Untuk air minum saja Ibu Fatma diberikan bantuan oleh Peduli Buruh Migran. Maka, hari itu, kami pun menyelipkan
sedikit uang untuk membeli minum. Akhirnya, enam
donat yang masih ada tersisa itu, kami berikan semua untuknya. Sembari pamit, berulang kali dia mengucapkan terima kasih karena merasa kami diutus Yang Kuasa untuk membantunya supaya ia segera pulang ke rumahnya. Sesulit, sesakit, seterbatas apa pun keadaannya di rumahnya nanti, dia tetap hanya ingin pulang.

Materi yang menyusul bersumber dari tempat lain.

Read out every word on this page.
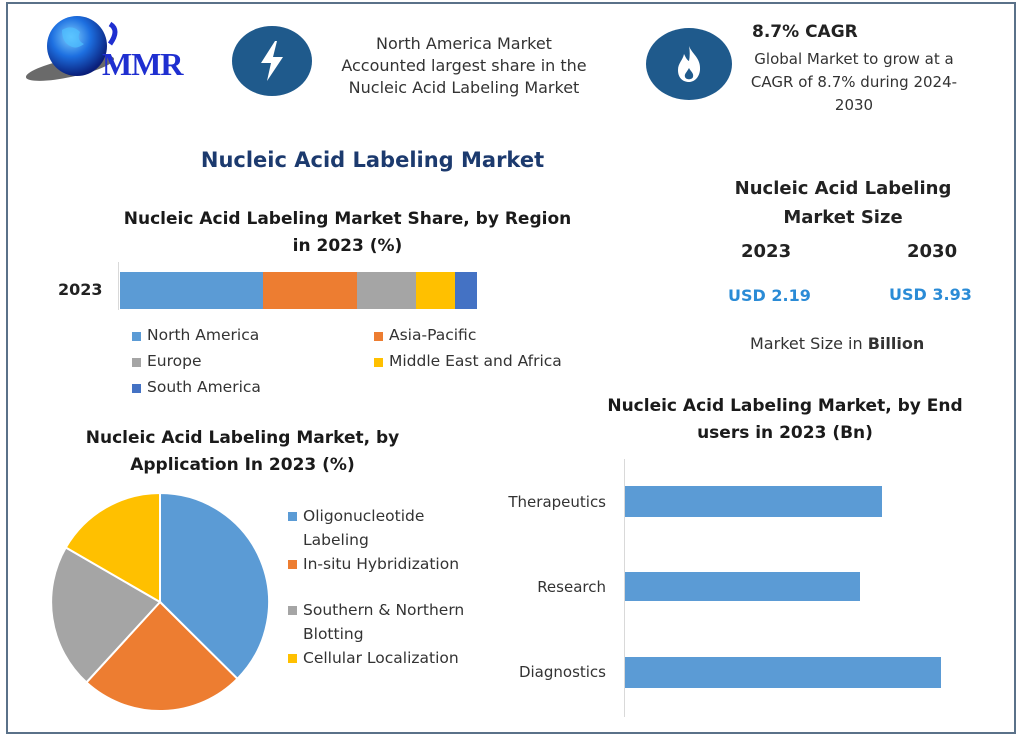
MMR
North America Market
Accounted largest share in the
Nucleic Acid Labeling Market
8.7% CAGR
Global Market to grow at a
CAGR of 8.7% during 2024-
2030
Nucleic Acid Labeling Market
Nucleic Acid Labeling Market Share, by Region
in 2023 (%)
2023
North America	Asia-Pacific
Europe	Middle East and Africa
South America
Nucleic Acid Labeling
Market Size
2023	2030
USD 2.19	USD 3.93
Market Size in Billion
Nucleic Acid Labeling Market, by
Application In 2023 (%)
Oligonucleotide
Labeling
In-situ Hybridization
Southern & Northern
Blotting
Cellular Localization
Nucleic Acid Labeling Market, by End
users in 2023 (Bn)
Therapeutics
Research
Diagnostics
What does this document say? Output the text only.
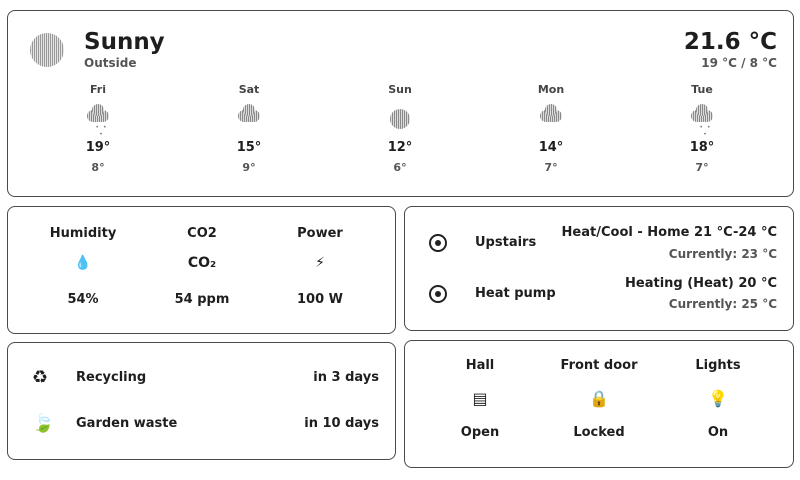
Sunny
Outside
21.6 °C
19 °C / 8 °C
Fri
• • •
19°
8°
Sat
15°
9°
Sun
12°
6°
Mon
14°
7°
Tue
• • •
18°
7°
Humidity
💧
54%
CO2
CO₂
54 ppm
Power
⚡
100 W
Upstairs
Heat/Cool - Home 21 °C-24 °C
Currently: 23 °C
Heat pump
Heating (Heat) 20 °C
Currently: 25 °C
♻ Recycling	in 3 days
🍃 Garden waste	in 10 days
Hall
▤
Open
Front door
🔒
Locked
Lights
💡
On
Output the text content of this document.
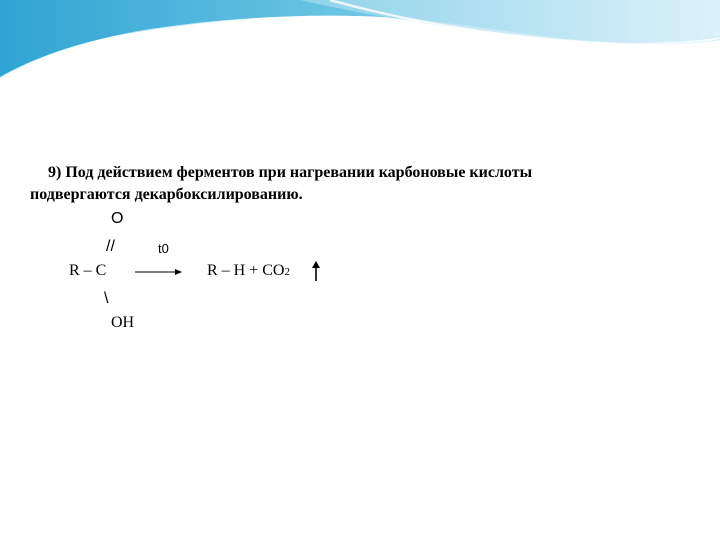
9) Под действием ферментов при нагревании карбоновые кислоты
подвергаются декарбоксилированию.

O
//	t0
R – C → R – H + CO2
\
OH
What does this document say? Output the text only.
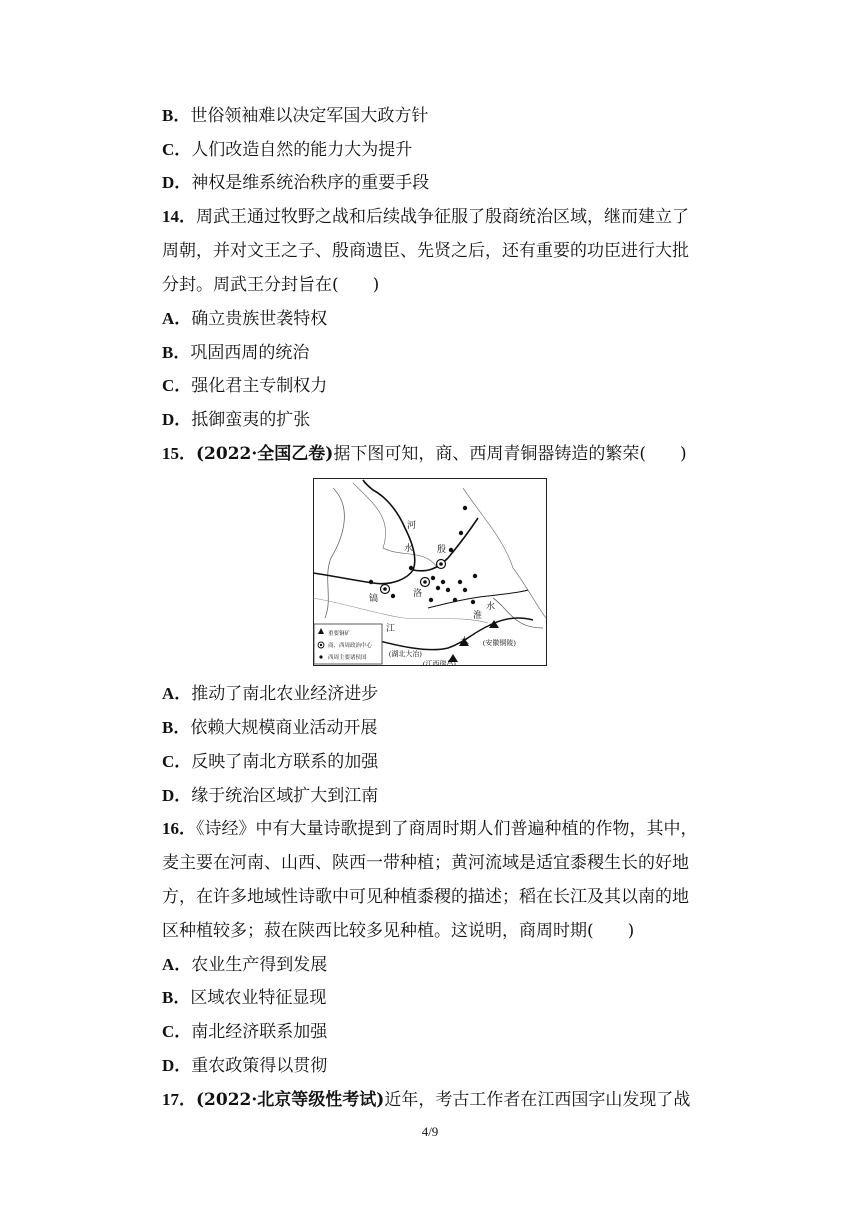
B．世俗领袖难以决定军国大政方针
C．人们改造自然的能力大为提升
D．神权是维系统治秩序的重要手段
14．周武王通过牧野之战和后续战争征服了殷商统治区域，继而建立了
周朝，并对文王之子、殷商遗臣、先贤之后，还有重要的功臣进行大批
分封。周武王分封旨在(　　)
A．确立贵族世袭特权
B．巩固西周的统治
C．强化君主专制权力
D．抵御蛮夷的扩张
15．(2022·全国乙卷)据下图可知，商、西周青铜器铸造的繁荣(　　)
河
水	殷
镐	洛
淮
水
江
水
(湖北大冶)
(江西瑞昌)
(安徽铜陵)
重要铜矿
商、西周政治中心
西周主要诸侯国
A．推动了南北农业经济进步
B．依赖大规模商业活动开展
C．反映了南北方联系的加强
D．缘于统治区域扩大到江南
16．《诗经》中有大量诗歌提到了商周时期人们普遍种植的作物，其中，
麦主要在河南、山西、陕西一带种植；黄河流域是适宜黍稷生长的好地
方，在许多地域性诗歌中可见种植黍稷的描述；稻在长江及其以南的地
区种植较多；菽在陕西比较多见种植。这说明，商周时期(　　)
A．农业生产得到发展
B．区域农业特征显现
C．南北经济联系加强
D．重农政策得以贯彻
17．(2022·北京等级性考试)近年，考古工作者在江西国字山发现了战
4/9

Maka, ketika hari ini tulisan ini dinaikkan. Kami sempat bertanya perihal Ibu Fatma kepada Peduli Buruh Migran. Syukur kami haturkan karena Ibu Fatma telah pulang ke rumahnya.
Donat-donat yang kami berikan kepada mereka membuat kami merenung-renung lama. Melihat donat
dengan bentuk lingkaran seolah seperti melihat ruang eboni dengan isinya. Selalu ruang tersebut diisi dengan mantan TKI yang mengalami berbagai trauma karena bekerja di negeri orang. Mereka datang dan kemudian pergi. Selalu berulang tak pernah sepi atau berhenti. Seolah donat-donat yang berbentuk lingkaran seperti menggambarkan segala permasalahan
yang dihadapi para TKI yang tidak berujung, tidak ada habisnya.